The model is built on top of Kuan Image Edit, which runs on mid- to high-end consumer GPUs. While the authors tested it on an H100 with 80 GB VRAM, you don’t need that level of hardware to use it locally. Full code and instructions are already available.

Midjourney Medical: AI-powered body scanning spas

In one of the most unexpected pivots this week, image-generation company Midjourney announced Midjourney Medical, a project focused on full-body health scanning through an immersive spa-like experience.

Instead of traditional MRI appointments and long waits, the idea is to let people casually scan their bodies in about 60 seconds, tracking changes over time.

How the scanner works

The concept involves stepping into a pool of warm water and light, surrounded by underwater ultrasound sensors. These sensors:

• Emit sound waves through your body from many angles

• Record how the waves bounce and change

• Use those patterns to reconstruct a detailed 3D internal map

The scanner uses a ring with around half a million tiny elements, each about the size of a grain of sand. Each element sends and records ultrasound waves millions of times per second, generating terabytes of data every second. This is as much a computing challenge as a hardware one.

Because sound travels differently through water, skin, fat, bone, muscle, and organs, the system can infer internal structures in a way similar to MRI—but Midjourney claims it could be nearly 100 times faster.

The spa experience and roadmap

Midjourney doesn’t plan to place these scanners in clinics. Instead, they want to build Midjourney Spas, starting with San Francisco around 2027. These spaces would feature hot tubs, saunas, cold plunges, and integrated scanning pools, blending wellness with routine health imaging.

The roadmap includes:

• The next year: refining hardware and algorithms, running research trials, and building better prototypes.

• Initial focus: detailed body composition maps that don’t require full FDA approval.

• Longer term (around 2028): scaling to more cities and moving to custom silicon for better image quality and speed, while gradually seeking regulatory approval for more advanced medical features.

It’s an ambitious leap from generative art to medical-grade imaging, and it raises questions about whether Midjourney can assemble the right mix of medical, regulatory, and hardware expertise. But if successful, it could make full-body imaging far more accessible and routine.

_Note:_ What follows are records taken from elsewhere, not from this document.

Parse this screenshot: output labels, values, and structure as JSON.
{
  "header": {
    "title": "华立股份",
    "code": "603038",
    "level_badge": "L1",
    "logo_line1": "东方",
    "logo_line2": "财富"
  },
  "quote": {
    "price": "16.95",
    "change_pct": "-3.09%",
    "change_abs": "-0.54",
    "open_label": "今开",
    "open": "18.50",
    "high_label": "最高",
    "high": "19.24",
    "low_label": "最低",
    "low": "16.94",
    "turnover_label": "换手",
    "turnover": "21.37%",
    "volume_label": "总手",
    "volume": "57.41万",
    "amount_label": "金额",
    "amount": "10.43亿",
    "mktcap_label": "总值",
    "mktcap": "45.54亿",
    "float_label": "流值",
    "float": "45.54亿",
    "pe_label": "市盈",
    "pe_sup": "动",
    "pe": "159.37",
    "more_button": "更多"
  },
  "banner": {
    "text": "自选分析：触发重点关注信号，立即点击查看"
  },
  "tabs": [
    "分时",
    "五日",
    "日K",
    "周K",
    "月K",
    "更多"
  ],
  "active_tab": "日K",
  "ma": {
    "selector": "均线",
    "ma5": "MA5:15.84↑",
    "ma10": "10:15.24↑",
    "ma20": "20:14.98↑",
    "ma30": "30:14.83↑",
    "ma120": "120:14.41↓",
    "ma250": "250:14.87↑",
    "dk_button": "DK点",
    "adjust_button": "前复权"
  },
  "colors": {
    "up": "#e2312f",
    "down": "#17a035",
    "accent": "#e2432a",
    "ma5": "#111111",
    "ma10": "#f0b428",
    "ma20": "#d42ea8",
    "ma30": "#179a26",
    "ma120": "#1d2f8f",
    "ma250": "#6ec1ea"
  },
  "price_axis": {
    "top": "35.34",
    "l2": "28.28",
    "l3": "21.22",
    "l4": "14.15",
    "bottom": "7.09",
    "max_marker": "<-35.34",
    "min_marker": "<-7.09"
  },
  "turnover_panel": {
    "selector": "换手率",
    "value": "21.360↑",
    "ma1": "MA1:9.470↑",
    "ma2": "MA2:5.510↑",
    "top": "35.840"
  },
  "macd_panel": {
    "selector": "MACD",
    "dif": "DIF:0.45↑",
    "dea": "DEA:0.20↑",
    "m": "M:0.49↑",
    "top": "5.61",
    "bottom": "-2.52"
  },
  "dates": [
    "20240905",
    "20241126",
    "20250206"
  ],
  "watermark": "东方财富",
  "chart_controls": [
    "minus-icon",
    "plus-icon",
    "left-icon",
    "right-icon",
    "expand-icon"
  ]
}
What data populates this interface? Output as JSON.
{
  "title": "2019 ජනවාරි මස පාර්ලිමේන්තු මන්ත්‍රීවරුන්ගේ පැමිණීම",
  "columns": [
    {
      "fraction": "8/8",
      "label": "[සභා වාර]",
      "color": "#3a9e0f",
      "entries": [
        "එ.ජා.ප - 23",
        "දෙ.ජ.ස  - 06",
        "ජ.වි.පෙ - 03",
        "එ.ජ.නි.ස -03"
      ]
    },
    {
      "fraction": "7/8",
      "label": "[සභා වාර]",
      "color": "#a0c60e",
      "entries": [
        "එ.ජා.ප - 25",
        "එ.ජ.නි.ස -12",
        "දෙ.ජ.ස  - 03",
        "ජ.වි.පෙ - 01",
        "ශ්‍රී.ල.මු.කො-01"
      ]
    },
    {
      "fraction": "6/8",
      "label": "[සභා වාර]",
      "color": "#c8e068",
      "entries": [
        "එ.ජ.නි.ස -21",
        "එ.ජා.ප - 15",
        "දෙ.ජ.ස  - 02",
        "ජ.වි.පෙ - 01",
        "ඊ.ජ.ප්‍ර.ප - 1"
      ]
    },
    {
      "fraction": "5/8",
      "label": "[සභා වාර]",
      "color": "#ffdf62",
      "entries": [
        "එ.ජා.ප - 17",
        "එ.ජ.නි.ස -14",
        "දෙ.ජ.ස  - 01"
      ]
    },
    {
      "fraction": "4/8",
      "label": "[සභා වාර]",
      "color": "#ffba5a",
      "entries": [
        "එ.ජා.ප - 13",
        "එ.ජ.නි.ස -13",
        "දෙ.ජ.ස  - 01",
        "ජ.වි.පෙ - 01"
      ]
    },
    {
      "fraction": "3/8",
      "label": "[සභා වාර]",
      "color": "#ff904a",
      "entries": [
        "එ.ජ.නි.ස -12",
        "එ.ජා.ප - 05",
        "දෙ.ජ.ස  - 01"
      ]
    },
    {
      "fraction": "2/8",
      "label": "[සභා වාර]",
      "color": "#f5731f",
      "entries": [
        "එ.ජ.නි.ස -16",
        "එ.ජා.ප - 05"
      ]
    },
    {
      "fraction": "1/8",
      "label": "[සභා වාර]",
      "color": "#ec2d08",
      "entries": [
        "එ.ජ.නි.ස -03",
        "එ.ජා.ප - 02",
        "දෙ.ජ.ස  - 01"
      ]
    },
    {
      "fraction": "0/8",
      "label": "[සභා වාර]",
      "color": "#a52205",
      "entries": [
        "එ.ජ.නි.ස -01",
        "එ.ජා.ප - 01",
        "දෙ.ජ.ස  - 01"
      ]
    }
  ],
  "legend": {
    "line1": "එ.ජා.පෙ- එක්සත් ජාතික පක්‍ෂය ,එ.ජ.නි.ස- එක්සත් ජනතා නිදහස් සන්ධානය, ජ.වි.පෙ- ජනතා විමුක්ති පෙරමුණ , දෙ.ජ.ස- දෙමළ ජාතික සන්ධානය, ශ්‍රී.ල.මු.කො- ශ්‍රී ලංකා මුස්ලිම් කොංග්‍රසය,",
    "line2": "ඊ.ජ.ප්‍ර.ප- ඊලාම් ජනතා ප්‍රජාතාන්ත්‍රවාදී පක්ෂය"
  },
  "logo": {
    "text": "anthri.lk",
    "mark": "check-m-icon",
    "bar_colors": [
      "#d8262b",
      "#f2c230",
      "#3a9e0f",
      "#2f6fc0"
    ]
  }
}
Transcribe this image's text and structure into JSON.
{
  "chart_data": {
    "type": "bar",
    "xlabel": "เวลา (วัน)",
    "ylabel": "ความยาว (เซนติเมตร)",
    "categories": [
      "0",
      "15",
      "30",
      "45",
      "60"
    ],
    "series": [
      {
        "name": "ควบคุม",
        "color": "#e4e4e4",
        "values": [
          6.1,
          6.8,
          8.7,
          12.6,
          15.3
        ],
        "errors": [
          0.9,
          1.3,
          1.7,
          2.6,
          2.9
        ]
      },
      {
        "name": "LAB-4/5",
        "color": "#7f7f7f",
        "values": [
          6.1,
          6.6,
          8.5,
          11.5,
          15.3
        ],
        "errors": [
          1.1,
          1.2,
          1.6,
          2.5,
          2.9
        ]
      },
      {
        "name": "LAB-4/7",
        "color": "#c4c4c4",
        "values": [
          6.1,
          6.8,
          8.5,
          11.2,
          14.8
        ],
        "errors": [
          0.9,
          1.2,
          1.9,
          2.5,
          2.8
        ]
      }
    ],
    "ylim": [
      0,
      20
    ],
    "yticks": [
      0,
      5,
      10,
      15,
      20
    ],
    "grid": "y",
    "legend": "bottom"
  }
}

What this week’s AI news means for you

This week’s launches highlight a few clear trends:

Open models are catching up fast. GLM 5.2 and Logos show that open-weight models can now rival or beat proprietary systems in many areas, from general reasoning to specialized science.

Video and world models are maturing. Tools like DreamXWorld, Permavid, Omni Director, and LTX Trainer 2 are making long, consistent, and controllable video generation more practical.

Robotics is getting more capable and human-aligned. From exoskeleton training rigs to table tennis robots and humanoid companions, we’re seeing better perception, control, and learning from human demonstrations.

AI is moving deeper into physical and scientific domains. Midjourney’s body scanner vision and GPT-assisted lab chemistry show how AI is starting to reshape healthcare and R&D workflows, not just digital content.

Whether you’re a developer, researcher, or just AI-curious, these tools and demos signal where the next wave of opportunities will appear: open, customizable models; agentic systems that learn from demonstrations; and AI that directly interfaces with the physical world.